Önümüzdeki yıldan, siyasi/ekonomik ve diplomatik alanda istikrarsızlıklar bekleniyor. 2017'ye kadar olumlu değil olumsuz yanlar ağırlıkta. Bu trendin değişmesi, insanların birçok yeni şeye yeniden intibak etmelerine bağlı, mesela doğaya! Şehrin doğaya tamamen yabancı yapısı, elektrik/petrol sayesinde (suni olarak) yaşatılabiliyor. Birçok şeyin yeniden düşünülmesi gerekiyor. Ve yalnız düşünmek değil, kollektif bir hareket de şart.
Astrologlar "olağanüstü sıklıkta tekrarlanacak Uranus-Satürn-Pluto kesişmeleri/zıtlıkları"nın benzerlerini (ama daha az etkili olanlarını) şöyle sıralıyorlar: 1914 Birinci Dünya Savaşı, 1939 İkinci Dünya Savaşı, 1965 Vietnam Savaşı, 1993 Yugoslavya Savaşı, 11 Eylül 2001. Yıllar içinde tekrarlanacak bu yıkıcı etkinin en tehlikeli tekrarının 2015'de görüleceğini söylüyorlar. Benim merak ettiğim diğer konu, Türkiye'nin bu etkiye ne kadar mağruz kalacağı yönündeydi. Türkiye, bu yıkıcı etkinin en fazla görüleceği yerler listesinin sonunda bir yerde yer alıyor. Ama buna sevinmek mümkün değil, zira çok daha az etkilenecek yerler de var. En fazla etkilenecek yerler ABD, AB, İsrail ve Pakistan (?!) iken, Hindistan'ın çok daha az etkileneceği, Rusya ve İran'ın da az etkileneceği, Türkiye'nin Avustralya ile birlikte az etkilenen yerlerden olacağını söylüyorlar -ama tarif ettikleri etki zaten az-buz birşey değil!..

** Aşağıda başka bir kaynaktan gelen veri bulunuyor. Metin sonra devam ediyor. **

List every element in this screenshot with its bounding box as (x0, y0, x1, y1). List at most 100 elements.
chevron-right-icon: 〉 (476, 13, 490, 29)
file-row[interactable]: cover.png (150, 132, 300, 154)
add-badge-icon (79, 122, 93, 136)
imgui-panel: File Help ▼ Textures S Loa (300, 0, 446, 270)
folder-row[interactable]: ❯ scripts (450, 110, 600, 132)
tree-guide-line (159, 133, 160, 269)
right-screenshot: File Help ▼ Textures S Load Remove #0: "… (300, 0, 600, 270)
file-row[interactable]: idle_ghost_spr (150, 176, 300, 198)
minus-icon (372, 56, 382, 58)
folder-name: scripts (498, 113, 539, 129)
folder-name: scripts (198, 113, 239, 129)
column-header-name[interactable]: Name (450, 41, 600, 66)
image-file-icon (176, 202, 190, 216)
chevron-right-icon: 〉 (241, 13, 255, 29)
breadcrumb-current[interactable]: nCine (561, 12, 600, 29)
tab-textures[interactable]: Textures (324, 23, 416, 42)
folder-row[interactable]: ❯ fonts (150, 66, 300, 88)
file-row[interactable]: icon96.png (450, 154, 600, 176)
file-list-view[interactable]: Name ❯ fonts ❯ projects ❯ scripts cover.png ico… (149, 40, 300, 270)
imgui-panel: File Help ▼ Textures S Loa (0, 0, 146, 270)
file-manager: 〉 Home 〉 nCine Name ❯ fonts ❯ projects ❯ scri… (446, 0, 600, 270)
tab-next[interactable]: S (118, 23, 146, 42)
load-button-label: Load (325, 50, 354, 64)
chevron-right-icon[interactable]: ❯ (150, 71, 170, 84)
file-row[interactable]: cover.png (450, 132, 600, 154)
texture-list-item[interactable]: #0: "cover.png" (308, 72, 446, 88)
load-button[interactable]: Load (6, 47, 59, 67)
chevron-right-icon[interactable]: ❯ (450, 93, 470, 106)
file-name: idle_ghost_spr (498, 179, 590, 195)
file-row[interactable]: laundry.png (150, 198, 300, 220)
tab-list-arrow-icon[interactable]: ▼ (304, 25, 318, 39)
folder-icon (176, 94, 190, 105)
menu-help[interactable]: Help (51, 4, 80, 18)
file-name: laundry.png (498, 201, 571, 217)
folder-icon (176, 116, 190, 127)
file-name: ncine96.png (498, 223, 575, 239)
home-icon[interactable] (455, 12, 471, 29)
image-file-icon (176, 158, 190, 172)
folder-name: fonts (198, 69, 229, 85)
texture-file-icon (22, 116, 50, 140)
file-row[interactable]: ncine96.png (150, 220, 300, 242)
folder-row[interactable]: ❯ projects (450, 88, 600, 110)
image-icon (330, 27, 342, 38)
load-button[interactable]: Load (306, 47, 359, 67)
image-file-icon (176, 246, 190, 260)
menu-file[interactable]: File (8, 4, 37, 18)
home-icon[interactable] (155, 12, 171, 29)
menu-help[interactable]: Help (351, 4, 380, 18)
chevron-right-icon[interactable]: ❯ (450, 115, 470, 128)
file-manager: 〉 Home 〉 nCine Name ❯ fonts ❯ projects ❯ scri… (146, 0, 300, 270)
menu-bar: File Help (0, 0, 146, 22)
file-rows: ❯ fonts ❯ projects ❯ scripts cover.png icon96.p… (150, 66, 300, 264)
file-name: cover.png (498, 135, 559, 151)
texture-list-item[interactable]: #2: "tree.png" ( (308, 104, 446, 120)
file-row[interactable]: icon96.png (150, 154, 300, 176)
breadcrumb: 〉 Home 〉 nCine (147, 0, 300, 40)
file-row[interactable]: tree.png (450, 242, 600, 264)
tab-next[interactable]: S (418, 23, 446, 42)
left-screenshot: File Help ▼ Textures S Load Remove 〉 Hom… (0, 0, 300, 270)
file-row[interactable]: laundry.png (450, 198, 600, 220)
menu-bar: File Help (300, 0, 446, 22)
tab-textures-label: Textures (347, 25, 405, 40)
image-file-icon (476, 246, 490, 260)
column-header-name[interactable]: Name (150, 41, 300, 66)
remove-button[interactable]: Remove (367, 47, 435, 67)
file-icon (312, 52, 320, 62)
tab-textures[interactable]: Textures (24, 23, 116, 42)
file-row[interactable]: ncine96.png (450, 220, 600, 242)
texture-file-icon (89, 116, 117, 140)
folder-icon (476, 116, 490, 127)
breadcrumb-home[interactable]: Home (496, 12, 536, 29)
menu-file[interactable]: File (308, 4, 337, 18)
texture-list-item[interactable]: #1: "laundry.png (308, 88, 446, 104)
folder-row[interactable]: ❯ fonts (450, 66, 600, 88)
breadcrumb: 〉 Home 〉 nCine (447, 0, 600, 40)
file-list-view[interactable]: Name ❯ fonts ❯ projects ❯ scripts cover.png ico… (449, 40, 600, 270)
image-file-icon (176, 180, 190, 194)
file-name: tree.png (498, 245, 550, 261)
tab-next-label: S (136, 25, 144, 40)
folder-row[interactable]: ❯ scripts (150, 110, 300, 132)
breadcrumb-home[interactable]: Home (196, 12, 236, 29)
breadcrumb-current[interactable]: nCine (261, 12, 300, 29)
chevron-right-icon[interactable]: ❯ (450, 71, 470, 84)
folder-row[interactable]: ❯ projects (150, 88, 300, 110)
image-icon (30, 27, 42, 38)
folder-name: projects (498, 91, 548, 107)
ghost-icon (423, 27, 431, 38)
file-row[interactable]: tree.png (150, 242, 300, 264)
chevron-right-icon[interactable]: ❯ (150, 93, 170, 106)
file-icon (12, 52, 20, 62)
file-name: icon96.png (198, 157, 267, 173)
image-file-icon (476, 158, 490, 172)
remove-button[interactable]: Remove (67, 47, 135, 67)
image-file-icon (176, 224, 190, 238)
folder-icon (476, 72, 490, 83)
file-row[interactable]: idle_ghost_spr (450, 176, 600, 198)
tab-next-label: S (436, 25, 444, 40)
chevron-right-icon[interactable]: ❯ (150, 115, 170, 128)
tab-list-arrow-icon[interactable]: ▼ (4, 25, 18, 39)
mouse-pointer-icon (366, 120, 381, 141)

Tahminler, sistemin kesin sonu istikametinde ilerlemeye devam edeceğini ve 2017'den önceki bu zor dönemde kollektif düşüncenin/hareketin önemsenmesi gerektiğini gösteriyor. Bu sürede evrensel "İyi/Etik Değerler"in esas alınması ve onlara uyulmasının rasyonel getirisi çok açık: İnsan Kalmak! İnsanın insan olması ve insan kalması konusunda tonla şey yazılıyor ve bunlar, sanki kişinin hayatıyla ilgisizmiş gibi, bir tür roman gibi okunuyor. Bunların somut getirisi öğrenildikçe, "iyi/etik yaşam"ın ve sanatın/kültürün hayati olduğu da anlaşılacaktır elbette. Gerçekçi olmak gerekirse, 2013'de, 2012'den daha dikkatli, daha akıllı, daha barışçı, daha adil olmak ve bunun mücadelesini vermek zorundayız. Çünkü Dünyanın üzerine boca edilebilecek felaketlerden korunmak, ancak böyle mümkün. Türkiye'nin daha az etkileneceği bir Büyük Savaş, en büyük hedef gözetilmeli. Konuşmayı ve dinlemeyi öğrenmeliyiz, ama egoizme tahammüllü olmamalıyız. Doğruluk, dürüstlük, iyilik ve güzellik karanlıktaki ışığımız olmalı.